LONDON (Reuters) – BNP Paribas (OTC:) Markets 360 expects the euro could recover against the dollar if there is a global recession, marking a break from past trading dynamics.
Sam Lynton-Brown, global head of macro strategy at the bank, gives a number of reasons for what he describes as one of the team’s controversial positions.
This includes using the dollar as a high-interest currency, which historically has not been the case, meaning the dollar is more vulnerable to falling if U.S. interest rates fall.

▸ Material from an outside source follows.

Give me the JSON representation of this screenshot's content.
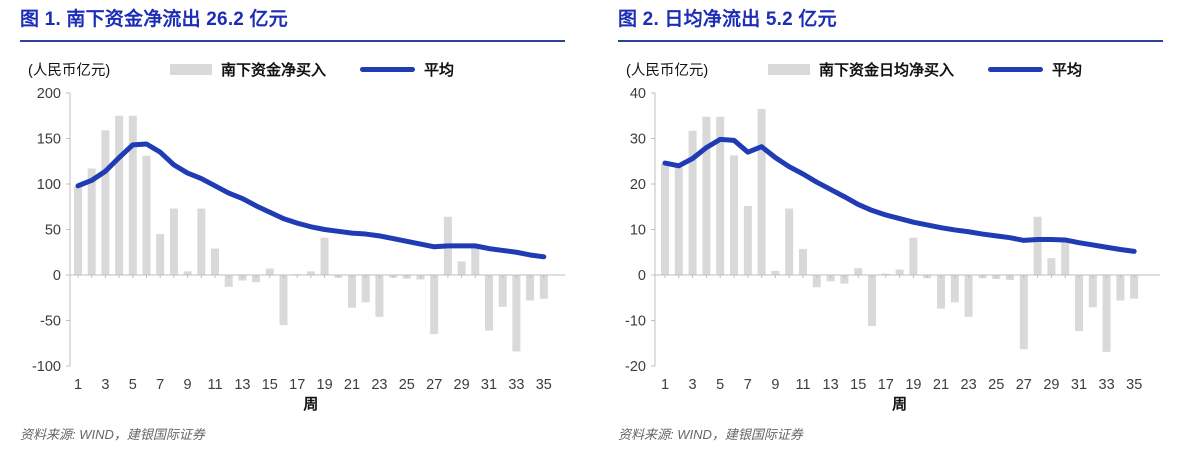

Another factor is that the Federal Reserve is pushing rates further above their neutral levels than many other central banks.
In addition, Lynton-Brown said spreads on euro government bonds and peripheral countries in the currency bloc have become less sensitive to risk periods, which is positive for the euro.
WHY IT’S IMPORTANT
Euro/dollar is the most actively traded currency pair in the $7.5 trillion per day global currency market, and the drivers of this direction are being followed by investors worldwide.
IMPORTANT QUOTE
“If the US were to make a hard landing, that would make us even more bullish on the euro/dollar,” Lynton-Brown said.
CONTEXT
The base case of BNP Paribas Markets 360 is an economic soft landing.
It forecasts that the eurodollar will rise to $1.15 by the end of 2025, implying a gain of just over 3.5% from current levels around $1.11.
A Reuters poll recently predicted that the euro will trade around $1.12 in a year.
WHAT’S NEXT
The US Federal Reserve is widely expected to cut interest rates on Wednesday for the first time in four years and could even deliver a half-point cut. Speculation about an excessive cut has already hurt the dollar and any sign that the US economy is slowing faster than expected (particularly in the labor market) could fuel recession concerns.